Ángela Vallvey

Favor

La Razón
La RazónLa Razón

Tuve una amiga a quien hice un buen favor hace unos años. Gracias a ello, logró progresar en su trabajo, ascendió y se hizo importante. Poco después, comenzó a espaciar nuestros encuentros. Pese a que hoy día resulta más fácil que nunca estar en contacto incluso con personas que vivieran en Atanasoff, mi amiga fue perdiendo poco a poco la comunicación conmigo, hasta que llegó a ser inexistente el día en que me aburrí de mandarle mensajes interesándome por sus éxitos. Epístolas electrónicas que a duras penas respondía ella. Ahora, no tenemos ni la más mínima relación. Ni siquiera un simple «me gusta» en Facebook de esos que se otorgan como una limosna, de madrugada y después de volver de una fiesta, con el dedo desatado sobre la pantalla táctil... Nada. Nuestra amistad se extinguió. Kaput.

Tuve otro amigo al que «presté» dinero, hace tiempo. Por entonces se trataba de una cantidad importante, en pesetas. Yo andaba justa de «money», pero él parecía al borde de la desesperación. Ahorré el parné de donde pude para dárselo. Lo mandé al otro lado del mundo por Western Union. Hasta un día antes de recoger esa cantidad, el prenda me escribía casi a diario. Cuando firmó el «recibí», su silencio se hizo clamoroso, como si fuera un listillo experto en «phishing». Tuve que enviarle una docena de mensajes, cada vez más inquietos y angustiados, pidiendo acuse de recibo. Nunca creí en aquello de «No prestes dinero a un amigo: te quedarás sin dinero y sin amigo». Había oído cosas sobre timos de mafias, y delincuentes que despluman con engaños a los bobos como yo, pero nunca hubiese sospechado que un amigo al que se conoce desde hace años pudiera desaparecer después de recibir «un préstamo». Sin embargo, así fue. No he vuelto a tener noticias suyas desde un escueto mensaje donde confesaba que recibió el dinero.
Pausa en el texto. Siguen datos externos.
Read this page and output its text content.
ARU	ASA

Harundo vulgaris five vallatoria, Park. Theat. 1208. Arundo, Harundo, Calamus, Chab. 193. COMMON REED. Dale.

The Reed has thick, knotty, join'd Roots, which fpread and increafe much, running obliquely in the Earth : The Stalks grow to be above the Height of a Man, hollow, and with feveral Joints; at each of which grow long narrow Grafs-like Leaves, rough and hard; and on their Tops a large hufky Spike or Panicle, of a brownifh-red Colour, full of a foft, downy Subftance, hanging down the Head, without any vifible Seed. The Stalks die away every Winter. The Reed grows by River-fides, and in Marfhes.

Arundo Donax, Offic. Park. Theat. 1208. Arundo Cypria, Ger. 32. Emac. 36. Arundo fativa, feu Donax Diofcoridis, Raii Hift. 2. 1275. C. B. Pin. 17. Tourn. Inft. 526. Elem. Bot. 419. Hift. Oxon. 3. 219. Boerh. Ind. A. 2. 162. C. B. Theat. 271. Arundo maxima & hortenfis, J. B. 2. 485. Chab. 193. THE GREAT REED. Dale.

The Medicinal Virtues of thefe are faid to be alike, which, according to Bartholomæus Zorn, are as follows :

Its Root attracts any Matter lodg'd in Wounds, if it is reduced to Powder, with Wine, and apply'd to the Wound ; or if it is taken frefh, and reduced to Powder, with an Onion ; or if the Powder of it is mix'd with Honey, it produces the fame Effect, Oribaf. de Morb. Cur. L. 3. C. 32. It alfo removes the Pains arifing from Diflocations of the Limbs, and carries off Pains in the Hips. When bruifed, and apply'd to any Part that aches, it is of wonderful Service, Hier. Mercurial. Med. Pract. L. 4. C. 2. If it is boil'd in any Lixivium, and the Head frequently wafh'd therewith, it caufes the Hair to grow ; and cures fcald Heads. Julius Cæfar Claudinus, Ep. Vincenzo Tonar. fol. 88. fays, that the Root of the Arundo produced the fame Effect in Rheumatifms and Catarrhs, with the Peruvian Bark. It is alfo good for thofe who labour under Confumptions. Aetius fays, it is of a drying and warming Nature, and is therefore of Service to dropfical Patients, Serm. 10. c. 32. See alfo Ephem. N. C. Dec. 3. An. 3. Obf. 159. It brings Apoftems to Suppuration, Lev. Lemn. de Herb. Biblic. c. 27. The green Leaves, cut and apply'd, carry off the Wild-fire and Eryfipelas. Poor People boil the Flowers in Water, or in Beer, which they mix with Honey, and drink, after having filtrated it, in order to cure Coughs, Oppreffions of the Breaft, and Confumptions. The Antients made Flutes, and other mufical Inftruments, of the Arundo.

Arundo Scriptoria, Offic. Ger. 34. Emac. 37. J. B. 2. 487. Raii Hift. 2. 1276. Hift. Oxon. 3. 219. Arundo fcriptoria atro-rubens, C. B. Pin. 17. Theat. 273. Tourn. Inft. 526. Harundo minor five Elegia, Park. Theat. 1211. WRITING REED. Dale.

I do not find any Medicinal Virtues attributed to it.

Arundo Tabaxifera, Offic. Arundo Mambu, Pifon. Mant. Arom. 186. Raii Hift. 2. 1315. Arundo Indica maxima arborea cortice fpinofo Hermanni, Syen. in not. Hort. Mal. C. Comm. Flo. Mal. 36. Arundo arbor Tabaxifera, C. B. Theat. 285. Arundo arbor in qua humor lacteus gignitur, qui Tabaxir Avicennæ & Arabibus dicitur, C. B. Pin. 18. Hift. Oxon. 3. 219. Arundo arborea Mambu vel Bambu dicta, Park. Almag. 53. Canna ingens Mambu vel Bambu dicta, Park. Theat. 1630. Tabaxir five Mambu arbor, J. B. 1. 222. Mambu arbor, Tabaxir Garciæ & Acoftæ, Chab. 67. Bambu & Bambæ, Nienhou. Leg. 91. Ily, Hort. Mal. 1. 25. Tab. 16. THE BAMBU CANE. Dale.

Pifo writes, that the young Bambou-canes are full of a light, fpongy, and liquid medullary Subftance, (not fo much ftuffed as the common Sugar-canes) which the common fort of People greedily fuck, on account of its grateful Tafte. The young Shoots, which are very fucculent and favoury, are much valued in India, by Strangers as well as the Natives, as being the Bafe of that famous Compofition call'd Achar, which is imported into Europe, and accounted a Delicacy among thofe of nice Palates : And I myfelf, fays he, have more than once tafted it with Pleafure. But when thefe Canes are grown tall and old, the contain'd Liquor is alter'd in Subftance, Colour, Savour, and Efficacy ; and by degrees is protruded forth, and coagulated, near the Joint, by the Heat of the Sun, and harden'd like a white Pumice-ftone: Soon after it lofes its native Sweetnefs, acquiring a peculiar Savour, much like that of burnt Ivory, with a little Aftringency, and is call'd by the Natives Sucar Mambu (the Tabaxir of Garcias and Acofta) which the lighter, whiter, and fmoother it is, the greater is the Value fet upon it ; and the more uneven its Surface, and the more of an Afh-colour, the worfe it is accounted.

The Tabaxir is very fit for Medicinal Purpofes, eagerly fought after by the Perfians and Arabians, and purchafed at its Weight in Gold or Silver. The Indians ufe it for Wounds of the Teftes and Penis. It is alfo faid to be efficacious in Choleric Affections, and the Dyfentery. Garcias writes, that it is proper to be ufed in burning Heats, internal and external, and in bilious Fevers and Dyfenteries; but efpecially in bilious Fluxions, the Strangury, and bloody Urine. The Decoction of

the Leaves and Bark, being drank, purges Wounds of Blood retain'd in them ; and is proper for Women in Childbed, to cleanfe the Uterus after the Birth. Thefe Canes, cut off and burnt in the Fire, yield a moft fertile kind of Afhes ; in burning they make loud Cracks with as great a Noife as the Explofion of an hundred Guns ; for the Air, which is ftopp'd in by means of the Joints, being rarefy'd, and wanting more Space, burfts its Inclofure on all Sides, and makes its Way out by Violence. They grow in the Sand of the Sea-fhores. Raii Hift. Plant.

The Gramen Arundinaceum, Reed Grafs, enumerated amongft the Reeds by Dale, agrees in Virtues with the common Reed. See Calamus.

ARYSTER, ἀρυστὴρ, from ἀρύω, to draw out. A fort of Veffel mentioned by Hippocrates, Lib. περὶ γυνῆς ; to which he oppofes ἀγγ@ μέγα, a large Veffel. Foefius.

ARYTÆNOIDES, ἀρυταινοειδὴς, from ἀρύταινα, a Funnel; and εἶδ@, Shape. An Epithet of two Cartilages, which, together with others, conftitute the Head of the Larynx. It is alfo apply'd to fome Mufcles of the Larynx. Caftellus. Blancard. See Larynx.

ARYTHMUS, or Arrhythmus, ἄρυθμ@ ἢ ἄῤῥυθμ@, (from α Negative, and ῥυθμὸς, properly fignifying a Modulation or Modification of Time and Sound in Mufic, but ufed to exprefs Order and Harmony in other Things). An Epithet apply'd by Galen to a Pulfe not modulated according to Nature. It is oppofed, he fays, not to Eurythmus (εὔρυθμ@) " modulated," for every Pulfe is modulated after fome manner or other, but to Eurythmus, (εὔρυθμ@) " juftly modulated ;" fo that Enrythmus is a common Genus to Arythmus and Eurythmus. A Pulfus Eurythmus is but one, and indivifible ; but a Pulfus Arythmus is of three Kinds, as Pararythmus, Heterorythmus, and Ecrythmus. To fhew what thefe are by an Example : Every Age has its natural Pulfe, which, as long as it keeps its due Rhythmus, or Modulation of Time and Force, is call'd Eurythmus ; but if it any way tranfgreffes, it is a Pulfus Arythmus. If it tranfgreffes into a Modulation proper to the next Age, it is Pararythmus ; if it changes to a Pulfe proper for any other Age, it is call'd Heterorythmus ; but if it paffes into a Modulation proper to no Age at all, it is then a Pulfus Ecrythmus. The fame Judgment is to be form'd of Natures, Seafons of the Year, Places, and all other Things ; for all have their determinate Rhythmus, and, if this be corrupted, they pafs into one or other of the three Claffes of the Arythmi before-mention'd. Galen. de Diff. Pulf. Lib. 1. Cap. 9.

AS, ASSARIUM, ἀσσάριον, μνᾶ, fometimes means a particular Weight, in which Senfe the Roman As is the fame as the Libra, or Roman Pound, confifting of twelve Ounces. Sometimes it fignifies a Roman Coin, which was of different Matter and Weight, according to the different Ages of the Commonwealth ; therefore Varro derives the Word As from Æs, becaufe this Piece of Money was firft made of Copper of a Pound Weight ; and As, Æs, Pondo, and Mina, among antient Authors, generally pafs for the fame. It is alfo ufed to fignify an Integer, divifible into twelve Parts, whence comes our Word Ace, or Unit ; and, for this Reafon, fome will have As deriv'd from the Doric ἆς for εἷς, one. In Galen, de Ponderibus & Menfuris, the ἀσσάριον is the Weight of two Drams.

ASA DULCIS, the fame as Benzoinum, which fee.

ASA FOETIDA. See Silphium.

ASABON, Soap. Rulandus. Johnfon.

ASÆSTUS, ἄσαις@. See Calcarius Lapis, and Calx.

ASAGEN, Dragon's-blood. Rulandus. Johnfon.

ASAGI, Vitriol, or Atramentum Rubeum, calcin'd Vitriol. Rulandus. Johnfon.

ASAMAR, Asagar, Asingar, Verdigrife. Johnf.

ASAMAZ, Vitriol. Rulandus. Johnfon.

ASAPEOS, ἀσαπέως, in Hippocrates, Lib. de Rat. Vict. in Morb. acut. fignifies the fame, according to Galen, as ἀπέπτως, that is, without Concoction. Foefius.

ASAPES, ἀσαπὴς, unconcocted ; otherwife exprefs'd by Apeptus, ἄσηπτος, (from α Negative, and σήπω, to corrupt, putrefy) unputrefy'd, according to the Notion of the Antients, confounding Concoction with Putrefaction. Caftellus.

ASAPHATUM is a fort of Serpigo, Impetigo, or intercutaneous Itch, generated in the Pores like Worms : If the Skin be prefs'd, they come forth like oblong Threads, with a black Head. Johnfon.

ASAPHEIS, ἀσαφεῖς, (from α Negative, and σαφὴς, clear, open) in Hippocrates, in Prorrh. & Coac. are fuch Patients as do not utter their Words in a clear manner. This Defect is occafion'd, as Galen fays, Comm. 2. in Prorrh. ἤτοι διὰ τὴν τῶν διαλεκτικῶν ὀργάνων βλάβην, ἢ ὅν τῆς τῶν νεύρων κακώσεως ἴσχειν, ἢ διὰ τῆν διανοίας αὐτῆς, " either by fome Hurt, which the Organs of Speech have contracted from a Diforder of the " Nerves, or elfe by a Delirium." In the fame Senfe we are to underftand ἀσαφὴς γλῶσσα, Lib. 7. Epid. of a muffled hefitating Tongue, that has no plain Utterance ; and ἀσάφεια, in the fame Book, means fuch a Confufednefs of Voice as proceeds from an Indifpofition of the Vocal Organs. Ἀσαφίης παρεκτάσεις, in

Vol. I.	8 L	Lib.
Me ha costado mucho comprender que, al parecer, algunos no soportan recibir favores. No se sienten agradecidos, sino lo contrario: detestan a la persona que les ha prestado ayuda –y cuanto más importante es el auxilio, peor reaccionan–, jamás perdonan el apoyo, la asistencia, la merced, la mano tendida... Consideran una ofensa y un agravio humillante la pura generosidad. Desconfían de ella. No conciben la dádiva desinteresada porque no son amigos de nadie. Ni siquiera de ellos mismos.